Dean aims to pass an Insurance Contracts Bill, which “consolidates and modernises New Zealand’s insurance contract law”, during the next parliamentary term.
The Insurance and Financial Services Ombudsman (IFSO), Karen Stevens, welcomes Dean’s move, having spent years calling for a law change to oblige insurers to ask, rather than consumers tell.
She would like to see legislation that's closer aligned with that of Australia and the UK introduced, to better protect consumers who unintentionally leave out information.
Around 10% of complaints brought before the IFSO scheme relate to non-disclosure.
Financial Services Complaints Limited CEO, Susan Taylor, likewise says non-disclosure is one of the main causes of complaints the external disputes resolution body deals with.
Insurance lawyer Andrew Hooker, in a column he wrote for interest.co.nz in February, goes further in highlighting the power imbalance the current law enables.
He points out that while an innocent consumer could lose huge sums of money by having their entire claim declined and policy cancelled due to non-disclosure, a High Court judge only fined Tower $5000 for breaching its duty of good faith by withholding an expert report from a customer affected by the Canterbury earthquakes.

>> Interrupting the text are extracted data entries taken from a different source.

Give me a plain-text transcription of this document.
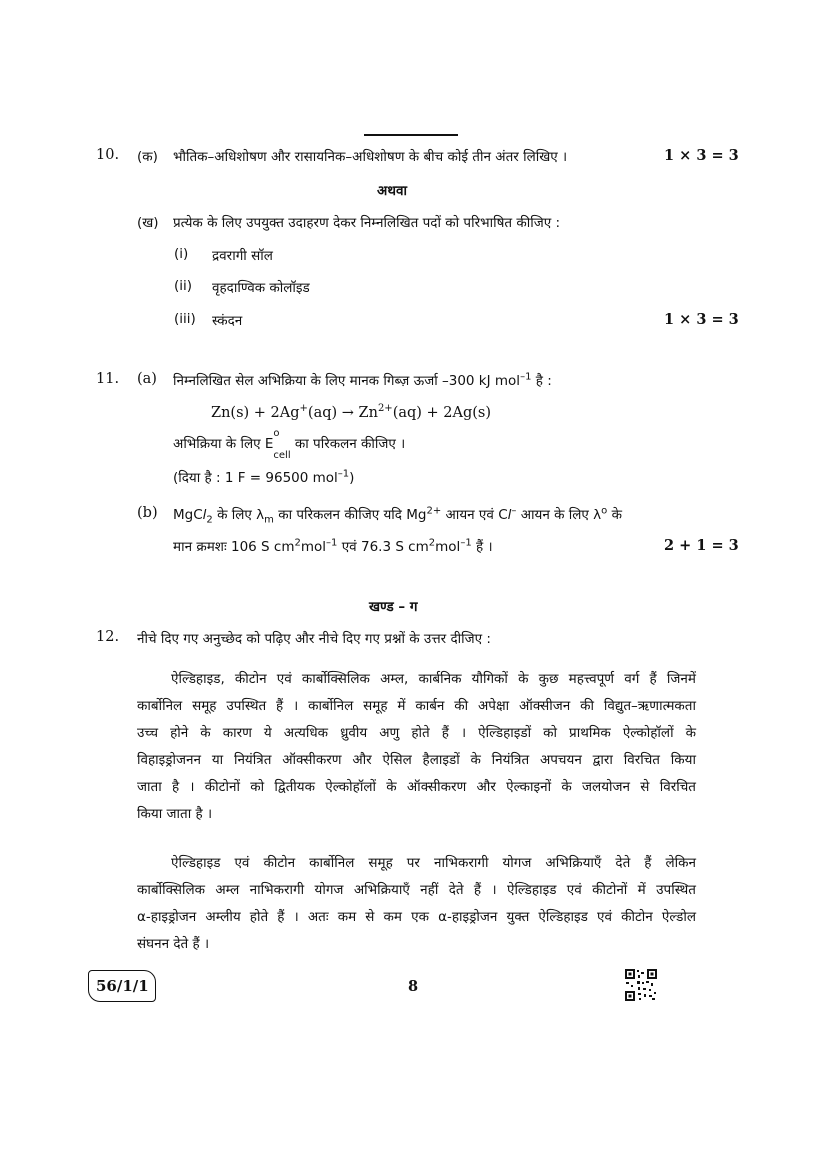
10. (क) भौतिक–अधिशोषण और रासायनिक–अधिशोषण के बीच कोई तीन अंतर लिखिए ।	1 × 3 = 3
अथवा
(ख) प्रत्येक के लिए उपयुक्त उदाहरण देकर निम्नलिखित पदों को परिभाषित कीजिए :
(i) द्रवरागी सॉल
(ii) वृहदाण्विक कोलॉइड
(iii) स्कंदन	1 × 3 = 3
11. (a) निम्नलिखित सेल अभिक्रिया के लिए मानक गिब्ज़ ऊर्जा –300 kJ mol$^{-1}$ है :
$Zn(s) + 2Ag^+(aq) \to Zn^{2+}(aq) + 2Ag(s)$
अभिक्रिया के लिए E
o
$_{cell}$ का परिकलन कीजिए ।
(दिया है : 1 F = 96500 mol$^{-1}$)
(b) MgCl$_2$ के लिए $\lambda_m$ का परिकलन कीजिए यदि $Mg^{2+}$ आयन एवं Cl– आयन के लिए $\lambda^o$ के
मान क्रमशः 106 S $cm^2mol^{-1}$ एवं 76.3 S $cm^2mol^{-1}$ हैं ।	2 + 1 = 3
खण्ड – ग
12. नीचे दिए गए अनुच्छेद को पढ़िए और नीचे दिए गए प्रश्नों के उत्तर दीजिए :
ऐल्डिहाइड, कीटोन एवं कार्बोक्सिलिक अम्ल, कार्बनिक यौगिकों के कुछ महत्त्वपूर्ण वर्ग हैं जिनमें
कार्बोनिल समूह उपस्थित हैं । कार्बोनिल समूह में कार्बन की अपेक्षा ऑक्सीजन की विद्युत–ऋणात्मकता
उच्च होने के कारण ये अत्यधिक ध्रुवीय अणु होते हैं । ऐल्डिहाइडों को प्राथमिक ऐल्कोहॉलों के
विहाइड्रोजनन या नियंत्रित ऑक्सीकरण और ऐसिल हैलाइडों के नियंत्रित अपचयन द्वारा विरचित किया
जाता है । कीटोनों को द्वितीयक ऐल्कोहॉलों के ऑक्सीकरण और ऐल्काइनों के जलयोजन से विरचित
किया जाता है ।
ऐल्डिहाइड एवं कीटोन कार्बोनिल समूह पर नाभिकरागी योगज अभिक्रियाएँ देते हैं लेकिन
कार्बोक्सिलिक अम्ल नाभिकरागी योगज अभिक्रियाएँ नहीं देते हैं । ऐल्डिहाइड एवं कीटोनों में उपस्थित
α-हाइड्रोजन अम्लीय होते हैं । अतः कम से कम एक α-हाइड्रोजन युक्त ऐल्डिहाइड एवं कीटोन ऐल्डोल
संघनन देते हैं ।
56/1/1	8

“Why is it that the duty of good faith, which clearly applies to both insurers and their customers, has such a draconian outcome for the insured and such a slap on the wrist with a wet bus ticket for the insurer?” he questions.
He explains how a UK Supreme Court judge recently departed from the historical position that any false statement whatsoever would invalidate the entire claim, saying: “If the New Zealand courts are not minded to follow the recent UK Supreme Court judgment, then there needs to be serious consequences for breaches by insurance companies.”
Stevens concludes: “There has to be a desire to change.”
Up until now, this impetus hasn’t been there. The Commerce and Consumer Affairs portfolio has been tossed between MPs; few of whom have been in Cabinet (including Dean and her predecessor Paul Goldsmith).
Yet Dean assures: “I have a busy legislative programme spanning competition and consumer law, intellectual property law, financial markets regulation and corporate law. Insurance contract law reform will be a key area to advance as my current legislative priorities are completed.”